Il regno di Dio si è manifestato in Cristo come amore che libera i * poveri dinanzi a Dio *, vale a dire i peccatori, gli emarginati, i disperati del corpo e dello spirito. Questo amore reso contemporaneo e attuale nella pratica della opere di misericordia ( vangelo ) non si esaurisce nel presente, ma lo trascende, proiettandosi nel futuro come * giudizio finale *.  Di fronte al Padre, Gesù salva, per la vita eterna, coloro che lo hanno testimoniato , gli ubbidienti a lui, coloro che sono visuti come veri discepoli in una carità sempre disponibile al perdono e alla misericordia, e perseveranti sino alla fine.

 

CRISTO, PIENEZZA DELLE ASPIRAZIONI  DELL'UOMO

L'uomo moderno è un uomo sempre più conscio delle sue possibilità e del suo dominio sul mondo.  Come far comprendere a quest'uomo che senza Gesù non può fare nulla ?? E in che senso e su che piano questo va inteso?? A tali domande c'è un'unica risposta; i cristiani, che convivono con gli altri uomoni, devono dare testimonianza dell'intimo legame che unisce concretamente la consistente verità delle realtà umane e la fede vivente in Gesù Cristo. Ubbidendo fino alla morte sulla croce, mettendo in pratica le le beatitudini, entrando nella corrente universale dell'amore operoso ( espresso nel vangelo dalle opere di misericordia ) il cristiano lavora direttamente a restituire le realtà create alla loro verità e alla loro consistenza di creature.

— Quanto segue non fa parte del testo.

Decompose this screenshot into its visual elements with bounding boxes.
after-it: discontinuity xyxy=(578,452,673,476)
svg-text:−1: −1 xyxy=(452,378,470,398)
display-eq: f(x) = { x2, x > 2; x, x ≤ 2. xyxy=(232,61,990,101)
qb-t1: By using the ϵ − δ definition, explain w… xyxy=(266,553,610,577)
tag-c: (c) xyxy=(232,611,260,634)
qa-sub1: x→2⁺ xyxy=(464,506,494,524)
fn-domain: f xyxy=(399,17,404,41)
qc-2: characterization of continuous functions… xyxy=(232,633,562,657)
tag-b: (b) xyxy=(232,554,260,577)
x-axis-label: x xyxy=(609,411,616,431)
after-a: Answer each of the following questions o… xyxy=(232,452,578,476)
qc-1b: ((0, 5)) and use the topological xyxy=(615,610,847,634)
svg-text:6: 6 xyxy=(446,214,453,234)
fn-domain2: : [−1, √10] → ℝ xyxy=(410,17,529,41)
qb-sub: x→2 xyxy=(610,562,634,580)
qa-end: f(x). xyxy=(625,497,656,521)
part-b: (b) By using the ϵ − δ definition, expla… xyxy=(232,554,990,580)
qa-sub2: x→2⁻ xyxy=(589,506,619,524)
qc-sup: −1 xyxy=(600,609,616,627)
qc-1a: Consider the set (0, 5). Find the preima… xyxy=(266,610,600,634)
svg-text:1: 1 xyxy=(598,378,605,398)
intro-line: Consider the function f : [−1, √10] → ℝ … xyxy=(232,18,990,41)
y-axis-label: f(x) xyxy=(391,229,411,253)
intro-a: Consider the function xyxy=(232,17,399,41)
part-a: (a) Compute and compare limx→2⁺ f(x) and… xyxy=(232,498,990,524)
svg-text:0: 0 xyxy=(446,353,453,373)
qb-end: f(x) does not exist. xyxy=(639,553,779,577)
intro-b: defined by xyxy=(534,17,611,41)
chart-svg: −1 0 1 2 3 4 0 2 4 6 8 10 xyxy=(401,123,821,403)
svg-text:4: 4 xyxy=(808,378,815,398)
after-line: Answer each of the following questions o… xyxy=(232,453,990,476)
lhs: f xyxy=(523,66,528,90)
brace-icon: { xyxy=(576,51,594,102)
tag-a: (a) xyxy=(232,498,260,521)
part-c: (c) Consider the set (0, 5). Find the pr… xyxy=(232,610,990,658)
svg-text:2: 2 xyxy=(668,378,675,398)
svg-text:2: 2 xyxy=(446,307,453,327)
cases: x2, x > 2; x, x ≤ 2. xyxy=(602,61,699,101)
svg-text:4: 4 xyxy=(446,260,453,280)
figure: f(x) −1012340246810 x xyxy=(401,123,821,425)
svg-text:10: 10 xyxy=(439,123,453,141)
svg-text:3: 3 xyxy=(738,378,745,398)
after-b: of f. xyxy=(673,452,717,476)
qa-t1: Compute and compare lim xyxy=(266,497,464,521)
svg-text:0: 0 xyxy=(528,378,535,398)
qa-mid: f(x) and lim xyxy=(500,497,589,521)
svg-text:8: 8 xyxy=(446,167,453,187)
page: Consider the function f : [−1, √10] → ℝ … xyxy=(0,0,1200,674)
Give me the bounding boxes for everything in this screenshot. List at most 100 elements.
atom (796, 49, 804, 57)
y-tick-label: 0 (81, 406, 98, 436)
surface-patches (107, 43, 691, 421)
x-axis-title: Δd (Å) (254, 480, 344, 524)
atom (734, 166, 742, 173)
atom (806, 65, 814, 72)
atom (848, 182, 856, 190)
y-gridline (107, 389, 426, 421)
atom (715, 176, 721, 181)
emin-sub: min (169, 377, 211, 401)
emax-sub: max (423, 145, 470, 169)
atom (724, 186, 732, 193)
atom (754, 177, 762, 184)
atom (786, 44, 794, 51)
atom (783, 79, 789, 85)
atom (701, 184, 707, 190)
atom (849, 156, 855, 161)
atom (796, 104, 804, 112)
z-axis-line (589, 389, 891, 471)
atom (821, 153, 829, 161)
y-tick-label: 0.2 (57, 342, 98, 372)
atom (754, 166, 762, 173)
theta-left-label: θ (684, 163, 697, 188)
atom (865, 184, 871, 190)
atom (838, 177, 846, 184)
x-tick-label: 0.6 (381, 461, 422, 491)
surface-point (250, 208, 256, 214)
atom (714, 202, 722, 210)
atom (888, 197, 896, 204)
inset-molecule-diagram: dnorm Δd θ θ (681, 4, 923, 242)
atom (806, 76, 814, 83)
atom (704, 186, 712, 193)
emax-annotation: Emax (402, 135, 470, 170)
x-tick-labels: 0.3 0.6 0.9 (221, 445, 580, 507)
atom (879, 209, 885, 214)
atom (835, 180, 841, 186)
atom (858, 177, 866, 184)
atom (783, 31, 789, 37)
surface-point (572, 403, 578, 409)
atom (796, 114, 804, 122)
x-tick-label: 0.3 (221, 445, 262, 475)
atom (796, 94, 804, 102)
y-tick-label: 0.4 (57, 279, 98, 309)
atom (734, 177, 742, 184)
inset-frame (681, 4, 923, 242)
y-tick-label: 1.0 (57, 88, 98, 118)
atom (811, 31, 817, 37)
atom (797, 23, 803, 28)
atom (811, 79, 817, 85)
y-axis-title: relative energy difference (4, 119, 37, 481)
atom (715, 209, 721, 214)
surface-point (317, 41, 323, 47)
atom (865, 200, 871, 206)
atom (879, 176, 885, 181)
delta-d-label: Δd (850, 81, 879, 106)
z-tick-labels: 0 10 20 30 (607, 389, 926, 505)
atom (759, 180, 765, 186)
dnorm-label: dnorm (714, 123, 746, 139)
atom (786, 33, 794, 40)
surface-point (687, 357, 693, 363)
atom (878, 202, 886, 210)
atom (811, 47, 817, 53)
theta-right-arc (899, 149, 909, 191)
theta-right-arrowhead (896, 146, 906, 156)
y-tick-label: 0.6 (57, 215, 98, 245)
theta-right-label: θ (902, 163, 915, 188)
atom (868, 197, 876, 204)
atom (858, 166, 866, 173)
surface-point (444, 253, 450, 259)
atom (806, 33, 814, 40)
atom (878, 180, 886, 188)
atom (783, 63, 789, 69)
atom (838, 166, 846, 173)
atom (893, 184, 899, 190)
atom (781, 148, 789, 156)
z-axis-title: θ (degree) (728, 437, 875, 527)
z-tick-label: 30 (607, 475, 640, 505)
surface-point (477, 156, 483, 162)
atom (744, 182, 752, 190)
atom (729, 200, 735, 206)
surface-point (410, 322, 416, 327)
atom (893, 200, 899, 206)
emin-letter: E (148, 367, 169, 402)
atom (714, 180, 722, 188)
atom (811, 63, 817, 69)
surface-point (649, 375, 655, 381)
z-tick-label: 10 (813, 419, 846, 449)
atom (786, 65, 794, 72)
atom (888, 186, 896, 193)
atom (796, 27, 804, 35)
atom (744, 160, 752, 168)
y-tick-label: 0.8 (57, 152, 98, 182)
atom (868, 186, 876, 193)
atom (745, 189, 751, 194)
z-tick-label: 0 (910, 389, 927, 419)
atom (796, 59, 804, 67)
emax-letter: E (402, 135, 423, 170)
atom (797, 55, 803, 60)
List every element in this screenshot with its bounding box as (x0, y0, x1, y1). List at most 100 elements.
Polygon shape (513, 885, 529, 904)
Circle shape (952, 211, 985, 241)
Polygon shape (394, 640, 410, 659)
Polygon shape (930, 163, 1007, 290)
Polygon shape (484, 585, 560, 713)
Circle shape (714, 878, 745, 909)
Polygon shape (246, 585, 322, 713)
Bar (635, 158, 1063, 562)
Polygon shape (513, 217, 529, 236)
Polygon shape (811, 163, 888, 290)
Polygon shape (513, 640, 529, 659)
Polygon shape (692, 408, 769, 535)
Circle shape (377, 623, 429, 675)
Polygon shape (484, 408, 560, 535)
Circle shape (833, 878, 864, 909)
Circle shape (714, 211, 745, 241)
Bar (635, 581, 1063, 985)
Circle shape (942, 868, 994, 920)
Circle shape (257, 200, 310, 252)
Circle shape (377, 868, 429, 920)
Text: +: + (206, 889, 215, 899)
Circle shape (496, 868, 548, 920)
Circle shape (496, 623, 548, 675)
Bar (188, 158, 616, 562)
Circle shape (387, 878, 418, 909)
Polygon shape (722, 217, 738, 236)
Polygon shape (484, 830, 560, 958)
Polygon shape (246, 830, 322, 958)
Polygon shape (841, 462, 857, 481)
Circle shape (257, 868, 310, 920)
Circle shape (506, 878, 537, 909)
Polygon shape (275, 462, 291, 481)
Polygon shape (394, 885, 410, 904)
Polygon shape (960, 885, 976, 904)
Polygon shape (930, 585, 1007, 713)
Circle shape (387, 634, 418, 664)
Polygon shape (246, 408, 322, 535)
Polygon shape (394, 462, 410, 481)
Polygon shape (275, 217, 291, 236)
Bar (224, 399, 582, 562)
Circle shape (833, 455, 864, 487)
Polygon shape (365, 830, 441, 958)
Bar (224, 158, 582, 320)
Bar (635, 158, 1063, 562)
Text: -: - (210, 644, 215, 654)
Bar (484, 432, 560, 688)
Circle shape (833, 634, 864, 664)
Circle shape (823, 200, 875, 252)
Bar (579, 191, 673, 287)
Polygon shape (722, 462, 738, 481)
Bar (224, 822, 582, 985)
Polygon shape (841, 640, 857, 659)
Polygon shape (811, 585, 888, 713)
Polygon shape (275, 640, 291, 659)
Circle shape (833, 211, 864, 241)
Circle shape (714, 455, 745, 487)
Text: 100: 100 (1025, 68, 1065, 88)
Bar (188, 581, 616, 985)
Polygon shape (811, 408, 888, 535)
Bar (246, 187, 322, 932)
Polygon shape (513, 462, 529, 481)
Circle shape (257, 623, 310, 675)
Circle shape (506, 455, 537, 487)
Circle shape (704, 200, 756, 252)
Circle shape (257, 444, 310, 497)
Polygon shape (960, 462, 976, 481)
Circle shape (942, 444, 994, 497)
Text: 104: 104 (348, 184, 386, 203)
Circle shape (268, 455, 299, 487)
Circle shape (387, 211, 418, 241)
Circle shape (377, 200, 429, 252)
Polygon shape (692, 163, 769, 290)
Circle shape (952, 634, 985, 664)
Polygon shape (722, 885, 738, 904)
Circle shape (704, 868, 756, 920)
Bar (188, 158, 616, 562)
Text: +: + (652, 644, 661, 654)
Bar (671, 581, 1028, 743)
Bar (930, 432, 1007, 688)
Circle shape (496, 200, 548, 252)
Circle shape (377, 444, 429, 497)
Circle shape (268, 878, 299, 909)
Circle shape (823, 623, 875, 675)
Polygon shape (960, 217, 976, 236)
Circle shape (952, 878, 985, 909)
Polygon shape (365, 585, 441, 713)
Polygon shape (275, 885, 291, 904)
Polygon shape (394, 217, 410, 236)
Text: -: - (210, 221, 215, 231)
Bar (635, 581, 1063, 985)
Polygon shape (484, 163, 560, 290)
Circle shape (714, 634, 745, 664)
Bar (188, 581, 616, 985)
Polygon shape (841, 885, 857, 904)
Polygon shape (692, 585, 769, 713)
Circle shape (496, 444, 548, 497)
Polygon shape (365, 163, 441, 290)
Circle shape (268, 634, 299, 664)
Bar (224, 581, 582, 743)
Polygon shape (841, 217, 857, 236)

La regalità di Cristo raggiunge direttamente le coscienze degli uomini e, per esse, si esercita su tutte le realtà create, rendendo l'uomo più libero di quanto lo era prima, meno gravato dal peccato e dalla schiavitù, più capace di esercitare rettamente sull'universo il domino che egli detiene. 

 

L'agnello immolato è degno di ricevere potenza

e ricchezza e sapienza e forza e onore;

a lui gloria e potenzanei secoli, in eterno.